Pubblicato il 11 years ago da Cati

la ricerca senza animali

15/11/2006

l 27 Ottobre 2006 si è tenuto a Palermo, presso la sala ”Domenico Lanza”, il congresso sui metodi alternativi alla sperimentazione animale “Dal topo al mouse”, organizzato dalla LAV Palermo, in collaborazione col Coordinamento Regionale LAV Sicilia e col Settore Vivisezione nazionale.
Per la prima volta la LAV si è cimentata nell’organizzazione di un meeting di carattere scientifico, col patrocinio dell’Università di Palermo.
L’origine di questa iniziativa è stata la fortunata combinazione di intenti, idee ed obiettivi cha ha fatto incanalare contemporaneamente le energie della Sede Territoriale LAV di Palermo, del Coordinamento LAV Sicilia e del Settore Vivisezione in un’unica direzione comune.

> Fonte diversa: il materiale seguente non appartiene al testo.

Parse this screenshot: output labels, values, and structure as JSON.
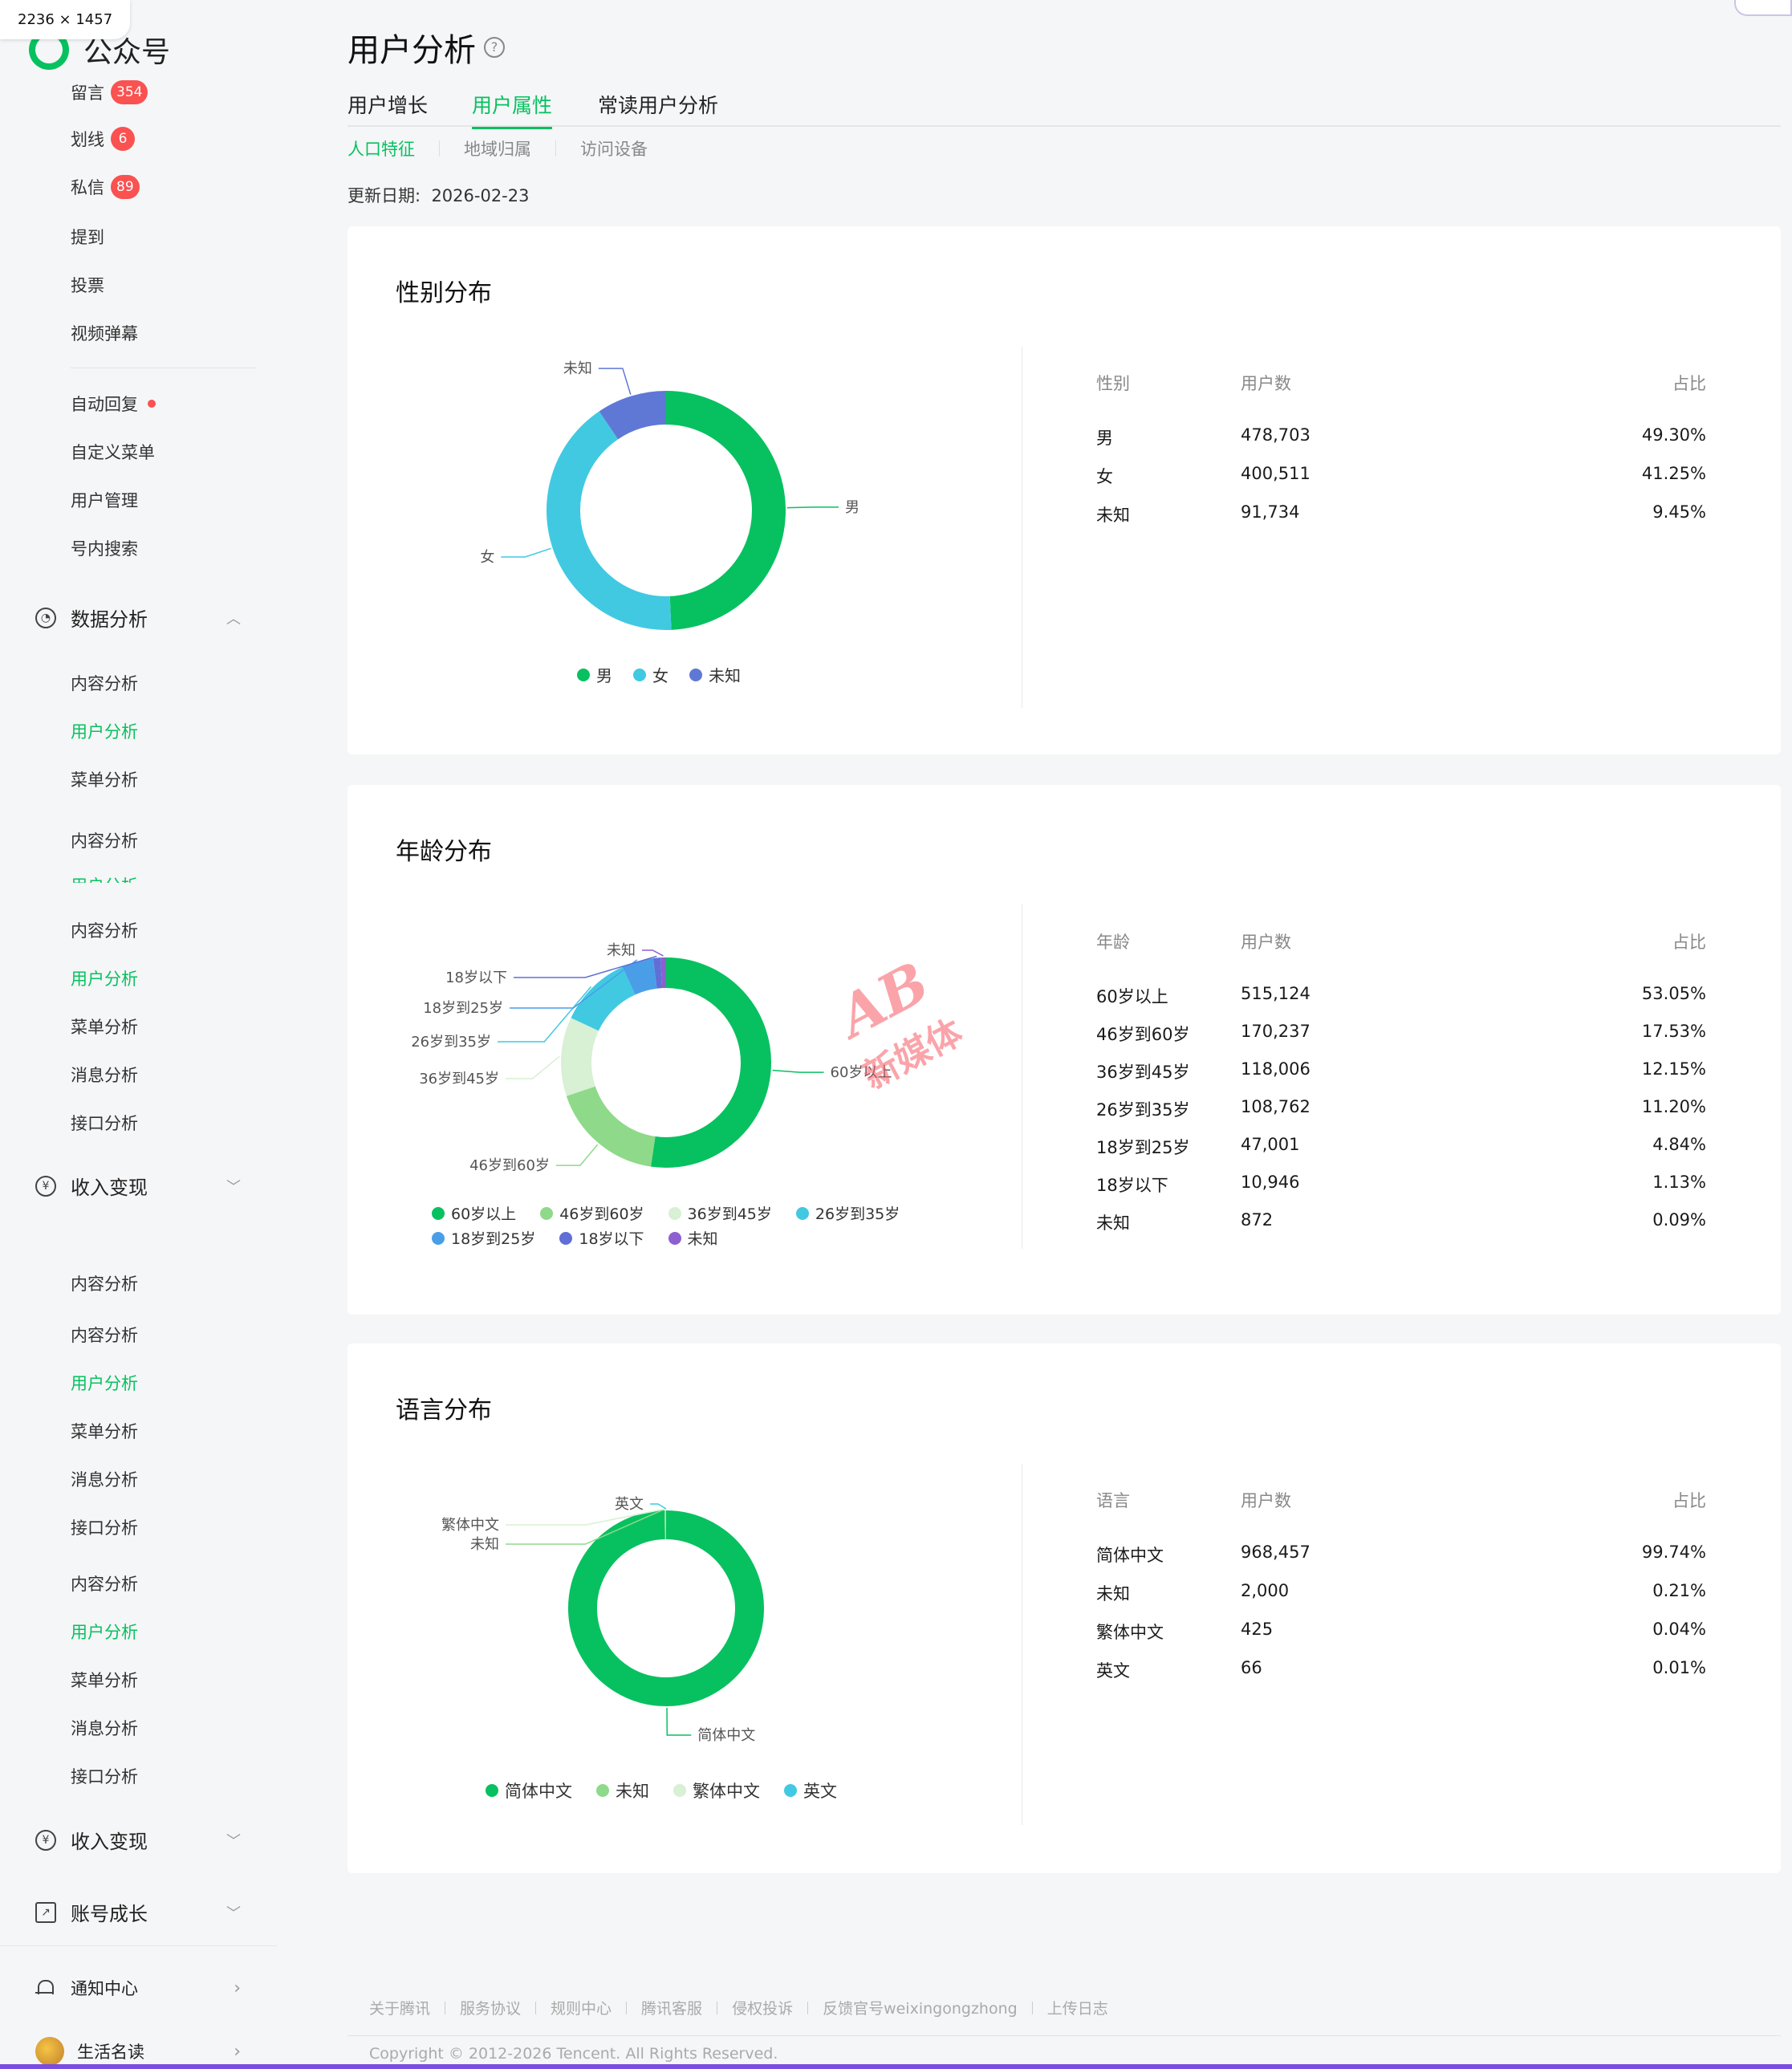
{
  "window": {
    "size_label": "2236 × 1457"
  },
  "app": {
    "name": "公众号"
  },
  "sidebar": {
    "top_items": [
      {
        "label": "留言",
        "badge": "354"
      },
      {
        "label": "划线",
        "badge": "6"
      },
      {
        "label": "私信",
        "badge": "89"
      },
      {
        "label": "提到"
      },
      {
        "label": "投票"
      },
      {
        "label": "视频弹幕"
      }
    ],
    "tool_items": [
      {
        "label": "自动回复",
        "dot": true
      },
      {
        "label": "自定义菜单"
      },
      {
        "label": "用户管理"
      },
      {
        "label": "号内搜索"
      }
    ],
    "section_data": {
      "label": "数据分析"
    },
    "data_items": [
      "内容分析",
      "用户分析",
      "菜单分析",
      "内容分析",
      "用户分析",
      "内容分析",
      "用户分析",
      "菜单分析",
      "消息分析",
      "接口分析"
    ],
    "section_income": {
      "label": "收入变现"
    },
    "income_items": [
      "内容分析",
      "内容分析",
      "用户分析",
      "菜单分析",
      "消息分析",
      "接口分析",
      "内容分析",
      "用户分析",
      "菜单分析",
      "消息分析",
      "接口分析"
    ],
    "section_income2": {
      "label": "收入变现"
    },
    "section_growth": {
      "label": "账号成长"
    },
    "notify": {
      "label": "通知中心"
    },
    "profile": {
      "label": "生活名读"
    }
  },
  "header": {
    "title": "用户分析",
    "help": "?",
    "tabs": [
      "用户增长",
      "用户属性",
      "常读用户分析"
    ],
    "active_tab": 1,
    "subtabs": [
      "人口特征",
      "地域归属",
      "访问设备"
    ],
    "active_subtab": 0,
    "update_label": "更新日期:",
    "update_date": "2026-02-23"
  },
  "gender": {
    "title": "性别分布",
    "columns": [
      "性别",
      "用户数",
      "占比"
    ],
    "rows": [
      {
        "label": "男",
        "users": "478,703",
        "pct": "49.30%"
      },
      {
        "label": "女",
        "users": "400,511",
        "pct": "41.25%"
      },
      {
        "label": "未知",
        "users": "91,734",
        "pct": "9.45%"
      }
    ]
  },
  "age": {
    "title": "年龄分布",
    "columns": [
      "年龄",
      "用户数",
      "占比"
    ],
    "rows": [
      {
        "label": "60岁以上",
        "users": "515,124",
        "pct": "53.05%"
      },
      {
        "label": "46岁到60岁",
        "users": "170,237",
        "pct": "17.53%"
      },
      {
        "label": "36岁到45岁",
        "users": "118,006",
        "pct": "12.15%"
      },
      {
        "label": "26岁到35岁",
        "users": "108,762",
        "pct": "11.20%"
      },
      {
        "label": "18岁到25岁",
        "users": "47,001",
        "pct": "4.84%"
      },
      {
        "label": "18岁以下",
        "users": "10,946",
        "pct": "1.13%"
      },
      {
        "label": "未知",
        "users": "872",
        "pct": "0.09%"
      }
    ]
  },
  "language": {
    "title": "语言分布",
    "columns": [
      "语言",
      "用户数",
      "占比"
    ],
    "rows": [
      {
        "label": "简体中文",
        "users": "968,457",
        "pct": "99.74%"
      },
      {
        "label": "未知",
        "users": "2,000",
        "pct": "0.21%"
      },
      {
        "label": "繁体中文",
        "users": "425",
        "pct": "0.04%"
      },
      {
        "label": "英文",
        "users": "66",
        "pct": "0.01%"
      }
    ]
  },
  "chart_data": [
    {
      "type": "pie",
      "categories": [
        "男",
        "女",
        "未知"
      ],
      "values": [
        49.3,
        41.25,
        9.45
      ],
      "colors": [
        "#07c160",
        "#41c9e2",
        "#5f78d6"
      ],
      "legend": "bottom"
    },
    {
      "type": "pie",
      "categories": [
        "60岁以上",
        "46岁到60岁",
        "36岁到45岁",
        "26岁到35岁",
        "18岁到25岁",
        "18岁以下",
        "未知"
      ],
      "values": [
        53.05,
        17.53,
        12.15,
        11.2,
        4.84,
        1.13,
        0.09
      ],
      "colors": [
        "#07c160",
        "#8fd98a",
        "#d8f0d4",
        "#41c9e2",
        "#4a9ee8",
        "#5f6fd6",
        "#8d5fd0"
      ],
      "legend": "bottom"
    },
    {
      "type": "pie",
      "categories": [
        "简体中文",
        "未知",
        "繁体中文",
        "英文"
      ],
      "values": [
        99.74,
        0.21,
        0.04,
        0.01
      ],
      "colors": [
        "#07c160",
        "#8fd98a",
        "#d8f0d4",
        "#41c9e2"
      ],
      "legend": "bottom"
    }
  ],
  "watermark": {
    "line1": "AB",
    "line2": "新媒体"
  },
  "footer": {
    "links": [
      "关于腾讯",
      "服务协议",
      "规则中心",
      "腾讯客服",
      "侵权投诉",
      "反馈官号weixingongzhong",
      "上传日志"
    ],
    "copyright": "Copyright © 2012-2026 Tencent. All Rights Reserved."
  }
}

Gli obiettivi prefissati quando sono state poste le basi di questo laborioso, ma fruttuosissimo cammino sono stati la divulgazione, verso gli studenti universitari e la comunità scientifica, delle motivazioni etico-scientifiche alla base dell’antivivisezionismo e la presentazione di lavori assolutamente all’avanguardia nell’ambito delle tecnologie biomediche, in grado di assistere la ricerca medica e farmacologia in maniera rapida ed attendibile, al contrario della sperimentazione animale.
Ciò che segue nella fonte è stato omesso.